A medical worker from the U.S. Centers for Disease Control and Prevention works at the laboratory where Ebola specimens from the Congo were tested at the start of the latest outbreak.
A medical worker from the U.S. Centers for Disease Control and Prevention works at the laboratory where Ebola specimens from the Congo were tested at the start of the latest outbreak. Stephen Wandera/AP
The Ebola virus continues to strike people in the Democratic Republic of Congo. Since May, the World Health Organization has counted 72 confirmed, probable or suspected cases and 32 deaths.
As usual, a disproportionate share of those cases are health care workers — 23 of them, almost a third.
That's because, despite elaborate protective garb and other precautions, it's very hard for doctors, nurses and health aides to avoid virus-laden bodily fluids of Ebola patients or accidental needle sticks. That's especially true at the beginning of an outbreak, when Ebola symptoms might be mistaken for malaria or something else.
"The repeating story is always that here's incredible incidence among health care workers," says Peter Jahrling of the National Institute of Allergies and Infectious Diseases, an expert on Ebola and similarly lethal viruses. "It's usually the medical staff that bears the brunt of it."
Apart from the tragedy of caregiver deaths, this has a ripple effect that helps keep an outbreak going.
Dr. Armand Sprecher of Doctors Without Borders says that's because when health workers don moon suits and avoid all unnecessary contact with Ebola victims, that reinforces the community perception that the hospital is just the place people go to die.
"If you don't hang IV lines and do things that look medical, if you just put people in beds and walk around in protective gear and don't touch anybody, well, why would they want to come there?" Sprecher said in an interview with Shots from the Doctors Without Borders operations center in Brussels.

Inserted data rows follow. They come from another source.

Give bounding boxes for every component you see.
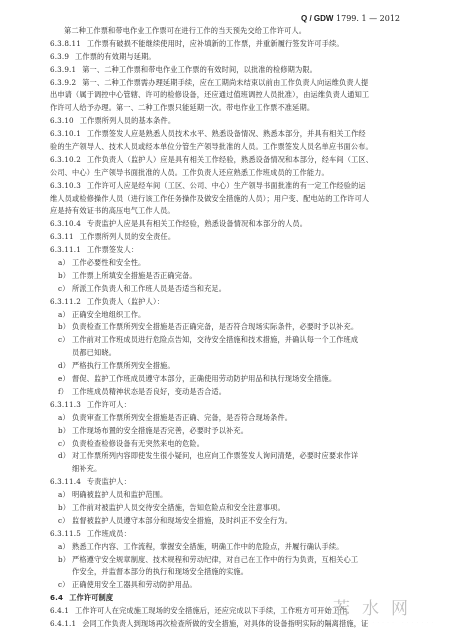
line-text: 对工作票所列内容即使发生很小疑问，也应向工作票签发人询问清楚，必要时应要求作详 — [72, 451, 358, 460]
paragraph-line: 第二种工作票和带电作业工作票可在进行工作的当天预先交给工作许可人。 — [50, 25, 402, 38]
line-text: 工作票有破损不能继续使用时，应补填新的工作票，并重新履行签发许可手续。 — [87, 39, 344, 48]
list-item: e）督促、监护工作班成员遵守本部分，正确使用劳动防护用品和执行现场安全措施。 — [50, 373, 402, 386]
list-item: c）负责检查检修设备有无突然来电的危险。 — [50, 438, 402, 451]
item-label: d） — [58, 360, 72, 373]
clause-number: 6.3.10.2 — [50, 154, 81, 167]
item-label: b） — [58, 425, 72, 438]
list-item: c）监督被监护人员遵守本部分和现场安全措施，及时纠正不安全行为。 — [50, 515, 402, 528]
list-item: c）正确使用安全工器具和劳动防护用品。 — [50, 579, 402, 592]
clause-number: 6.3.9 — [50, 51, 69, 64]
paragraph-line: 6.3.11.2工作负责人（监护人）： — [50, 296, 402, 309]
list-item: b）工作现场布置的安全措施是否完善，必要时予以补充。 — [50, 425, 402, 438]
paragraph-line: 6.3.8.11工作票有破损不能继续使用时，应补填新的工作票，并重新履行签发许可… — [50, 38, 402, 51]
item-label: a） — [58, 489, 72, 502]
clause-number: 6.3.11.3 — [50, 399, 81, 412]
list-item: a）熟悉工作内容、工作流程，掌握安全措施，明确工作中的危险点，并履行确认手续。 — [50, 541, 402, 554]
item-label: f） — [58, 386, 72, 399]
paragraph-line: 6.3.10.4专责监护人应是具有相关工作经验，熟悉设备情况和本部分的人员。 — [50, 218, 402, 231]
paragraph-line: 维人员或检修操作人员（进行该工作任务操作及做安全措施的人员）；用户变、配电站的工… — [50, 193, 402, 206]
document-header: Q / GDW 1799. 1 — 2012 — [301, 14, 400, 23]
clause-number: 6.3.10 — [50, 115, 74, 128]
watermark-subtext: ····· ······· ······· — [333, 620, 445, 624]
clause-number: 6.4.1.1 — [50, 618, 76, 631]
item-label: c） — [58, 283, 72, 296]
paragraph-line: 6.3.10.3工作许可人应是经车间（工区、公司、中心）生产领导书面批准的有一定… — [50, 180, 402, 193]
paragraph-line: 6.3.11工作票所列人员的安全责任。 — [50, 231, 402, 244]
clause-number: 6.3.8.11 — [50, 38, 81, 51]
paragraph-line: 公司、中心）生产领导书面批准的人员。工作负责人还应熟悉工作班成员的工作能力。 — [50, 167, 402, 180]
line-text: 作许可人给予办理。第一、二种工作票只能延期一次。带电作业工作票不准延期。 — [50, 103, 314, 112]
list-item: a）工作必要性和安全性。 — [50, 257, 402, 270]
clause-number: 6.3.9.2 — [50, 77, 76, 90]
line-text: 工作许可人在完成施工现场的安全措施后，还应完成以下手续，工作班方可开始工作。 — [75, 606, 354, 615]
item-label: c） — [58, 438, 72, 451]
paragraph-line: 6.3.10.2工作负责人（监护人）应是具有相关工作经验，熟悉设备情况和本部分，… — [50, 154, 402, 167]
line-text: 所派工作负责人和工作班人员是否适当和充足。 — [72, 284, 226, 293]
item-label: c） — [58, 515, 72, 528]
item-label: c） — [58, 334, 72, 347]
clause-number: 6.3.11.2 — [50, 296, 81, 309]
item-label: a） — [58, 257, 72, 270]
list-item: a）明确被监护人员和监护范围。 — [50, 489, 402, 502]
line-text: 正确安全地组织工作。 — [72, 310, 145, 319]
list-item: b）工作前对被监护人员交待安全措施，告知危险点和安全注意事项。 — [50, 502, 402, 515]
item-label: b） — [58, 554, 72, 567]
item-label: a） — [58, 412, 72, 425]
line-text: 第二种工作票和带电作业工作票可在进行工作的当天预先交给工作许可人。 — [64, 26, 306, 35]
item-label: a） — [58, 541, 72, 554]
list-item: c）所派工作负责人和工作班人员是否适当和充足。 — [50, 283, 402, 296]
line-text: 工作票签发人应是熟悉人员技术水平、熟悉设备情况、熟悉本部分，并具有相关工作经 — [87, 129, 366, 138]
line-text: 专责监护人应是具有相关工作经验，熟悉设备情况和本部分的人员。 — [87, 219, 307, 228]
line-text: 严格遵守安全规章制度、技术规程和劳动纪律，对自己在工作中的行为负责，互相关心工 — [72, 555, 358, 564]
line-text: 工作票的有效期与延期。 — [75, 52, 156, 61]
paragraph-line: 6.3.9.2第一、二种工作票需办理延期手续，应在工期尚未结束以前由工作负责人向… — [50, 77, 402, 90]
clause-number: 6.4.1 — [50, 605, 69, 618]
clause-number: 6.3.11.1 — [50, 244, 81, 257]
paragraph-line: 6.3.9工作票的有效期与延期。 — [50, 51, 402, 64]
line-text: 工作许可人应是经车间（工区、公司、中心）生产领导书面批准的有一定工作经验的运 — [87, 181, 366, 190]
paragraph-line: 6.3.11.1工作票签发人： — [50, 244, 402, 257]
line-text: 工作票上所填安全措施是否正确完备。 — [72, 271, 197, 280]
line-text: 负责审查工作票所列安全措施是否正确、完备，是否符合现场条件。 — [72, 413, 292, 422]
line-text: 应是持有效证书的高压电气工作人员。 — [50, 206, 175, 215]
list-item: b）工作票上所填安全措施是否正确完备。 — [50, 270, 402, 283]
line-text: 监督被监护人员遵守本部分和现场安全措施，及时纠正不安全行为。 — [72, 516, 292, 525]
list-item: a）负责审查工作票所列安全措施是否正确、完备，是否符合现场条件。 — [50, 412, 402, 425]
item-label: a） — [58, 309, 72, 322]
line-text: 员都已知晓。 — [72, 348, 116, 357]
clause-number: 6.3.11.4 — [50, 476, 81, 489]
line-text: 熟悉工作内容、工作流程，掌握安全措施，明确工作中的危险点，并履行确认手续。 — [72, 542, 344, 551]
paragraph-line: 出申请（属于调控中心管辖、许可的检修设备，还应通过值班调控人员批准），由运维负责… — [50, 89, 402, 102]
line-text: 负责检查检修设备有无突然来电的危险。 — [72, 439, 204, 448]
line-text: 公司、中心）生产领导书面批准的人员。工作负责人还应熟悉工作班成员的工作能力。 — [50, 168, 329, 177]
line-text: 第一、二种工作票需办理延期手续，应在工期尚未结束以前由工作负责人向运维负责人提 — [82, 78, 368, 87]
line-text: 督促、监护工作班成员遵守本部分，正确使用劳动防护用品和执行现场安全措施。 — [72, 374, 336, 383]
list-item: a）正确安全地组织工作。 — [50, 309, 402, 322]
standard-code-prefix: Q / GDW — [301, 14, 333, 23]
clause-number: 6.3.11.5 — [50, 528, 81, 541]
line-text: 验的生产领导人、技术人员或经本单位分管生产领导批准的人员。工作票签发人员名单应书… — [50, 142, 373, 151]
line-text: 工作许可制度 — [69, 593, 113, 602]
line-text: 工作负责人（监护人）： — [87, 297, 164, 306]
line-text: 工作班成员精神状态是否良好，变动是否合适。 — [72, 387, 226, 396]
line-text: 明确被监护人员和监护范围。 — [72, 490, 167, 499]
list-item: 细补充。 — [50, 463, 402, 476]
list-item: d）严格执行工作票所列安全措施。 — [50, 360, 402, 373]
watermark-text: 若水网 — [333, 594, 445, 619]
line-text: 细补充。 — [72, 464, 101, 473]
line-text: 工作负责人（监护人）应是具有相关工作经验，熟悉设备情况和本部分，经车间（工区、 — [87, 155, 373, 164]
line-text: 工作票所列人员的安全责任。 — [80, 232, 175, 241]
list-item: d）对工作票所列内容即使发生很小疑问，也应向工作票签发人询问清楚，必要时应要求作… — [50, 450, 402, 463]
paragraph-line: 6.3.11.3工作许可人： — [50, 399, 402, 412]
clause-number: 6.3.9.1 — [50, 64, 76, 77]
document-body: 第二种工作票和带电作业工作票可在进行工作的当天预先交给工作许可人。6.3.8.1… — [50, 25, 402, 631]
item-label: b） — [58, 502, 72, 515]
line-text: 出申请（属于调控中心管辖、许可的检修设备，还应通过值班调控人员批准），由运维负责… — [50, 90, 369, 99]
list-item: 作安全，并监督本部分的执行和现场安全措施的实施。 — [50, 566, 402, 579]
line-text: 维人员或检修操作人员（进行该工作任务操作及做安全措施的人员）；用户变、配电站的工… — [50, 194, 369, 203]
list-item: f）工作班成员精神状态是否良好，变动是否合适。 — [50, 386, 402, 399]
paragraph-line: 验的生产领导人、技术人员或经本单位分管生产领导批准的人员。工作票签发人员名单应书… — [50, 141, 402, 154]
clause-number: 6.3.11 — [50, 231, 74, 244]
paragraph-line: 6.3.10.1工作票签发人应是熟悉人员技术水平、熟悉设备情况、熟悉本部分，并具… — [50, 128, 402, 141]
line-text: 工作许可人： — [87, 400, 131, 409]
item-label: b） — [58, 321, 72, 334]
line-text: 工作票签发人： — [87, 245, 138, 254]
list-item: 员都已知晓。 — [50, 347, 402, 360]
clause-number: 6.3.10.1 — [50, 128, 81, 141]
line-text: 工作前对被监护人员交待安全措施，告知危险点和安全注意事项。 — [72, 503, 285, 512]
paragraph-line: 应是持有效证书的高压电气工作人员。 — [50, 205, 402, 218]
paragraph-line: 6.3.11.5工作班成员： — [50, 528, 402, 541]
line-text: 工作班成员： — [87, 529, 131, 538]
line-text: 第一、二种工作票和带电作业工作票的有效时间，以批准的检修期为限。 — [82, 65, 317, 74]
item-label: d） — [58, 450, 72, 463]
clause-number: 6.3.10.4 — [50, 218, 81, 231]
clause-number: 6.3.10.3 — [50, 180, 81, 193]
line-text: 严格执行工作票所列安全措施。 — [72, 361, 175, 370]
line-text: 负责检查工作票所列安全措施是否正确完备，是否符合现场实际条件，必要时予以补充。 — [72, 322, 358, 331]
item-label: e） — [58, 373, 72, 386]
line-text: 工作票所列人员的基本条件。 — [80, 116, 175, 125]
list-item: b）严格遵守安全规章制度、技术规程和劳动纪律，对自己在工作中的行为负责，互相关心… — [50, 554, 402, 567]
line-text: 工作前对工作班成员进行危险点告知，交待安全措施和技术措施，并确认每一个工作班成 — [72, 335, 358, 344]
paragraph-line: 6.3.9.1第一、二种工作票和带电作业工作票的有效时间，以批准的检修期为限。 — [50, 64, 402, 77]
line-text: 会同工作负责人到现场再次检查所做的安全措施，对具体的设备指明实际的隔离措施，证 — [82, 619, 368, 628]
line-text: 专责监护人： — [87, 477, 131, 486]
paragraph-line: 6.3.10工作票所列人员的基本条件。 — [50, 115, 402, 128]
list-item: c）工作前对工作班成员进行危险点告知，交待安全措施和技术措施，并确认每一个工作班… — [50, 334, 402, 347]
list-item: b）负责检查工作票所列安全措施是否正确完备，是否符合现场实际条件，必要时予以补充… — [50, 321, 402, 334]
paragraph-line: 6.3.11.4专责监护人： — [50, 476, 402, 489]
paragraph-line: 作许可人给予办理。第一、二种工作票只能延期一次。带电作业工作票不准延期。 — [50, 102, 402, 115]
line-text: 工作现场布置的安全措施是否完善，必要时予以补充。 — [72, 426, 248, 435]
line-text: 作安全，并监督本部分的执行和现场安全措施的实施。 — [72, 567, 248, 576]
watermark: 若水网 ····· ······· ······· — [333, 594, 445, 632]
line-text: 工作必要性和安全性。 — [72, 258, 145, 267]
standard-code-number: 1799. 1 — 2012 — [333, 14, 400, 23]
item-label: c） — [58, 579, 72, 592]
line-text: 正确使用安全工器具和劳动防护用品。 — [72, 580, 197, 589]
item-label: b） — [58, 270, 72, 283]
clause-number: 6.4 — [50, 592, 63, 605]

The perception is only fueled when people see health care workers die of Ebola in hospitals.
"We have a horrible time marketing our treatment unit because patients are not seeing a benefit to come in when we don't produce a lot of survivors," Sprecher says.
And if infected people stay away from hospitals, that just allows the virus to spread out in the community.
But the grim truth is doctors can't do anything for Ebola patients except give them fluids and other supportive care. What's needed, Sprecher says, is an effective treatment.
"If you had something in the refrigerator on standby, it might make it easier for the health care staff to engage with the patients," he says, "if they knew there was something that might help them in the event of something awful happening."
That might become possible. Fifty leading experts on Ebola and similar deadly viruses are gathering Wednesday and Thursday at the National Institutes of Health outside Washington, D.C., to assess several promising treatments for these diseases.
"This is really the first time we've ever all gotten together and addressed this problem," says Jahrling, who is running the meeting.
Meanwhile, the Food and Drug Administration has just granted so-called fast-track review to one company for two of its experimental drugs for Ebola and Marburg viruses.
Jahrling says this week's workshop will hash out what it would take to move one or more of the advanced treatments to the point where it could be tried in humans exposed to Ebola or its cousin Marburg virus.
One big challenge is to get the treatment — a vaccine, a cocktail of monoclonal antibodies or an antisense RNA-based drug — to where it would be needed.
That's possible when the exposed person is a U.S. laboratory worker who has an accidental needle stick during a monkey experiment. But it's a different story when Ebola pops up in a remote corner of Africa and no one can be sure when someone got exposed.
Animal experiments suggest that the Ebola antidotes will need to be given within 24 to 48 hours of exposure to the virus, before symptoms appear.
Another hurdle: Officials in the affected country would have to be convinced that giving a drug never used before in people was a safe and ethical experiment.
"These are the kinds of things that are going to come out in our workshop discussion," Jahrling says, "whether you're going to treat one occupational exposure or a village."
The goal is to see if the groundwork can be laid for trying an experimental treatment for Ebola before the next outbreak — or the one after that.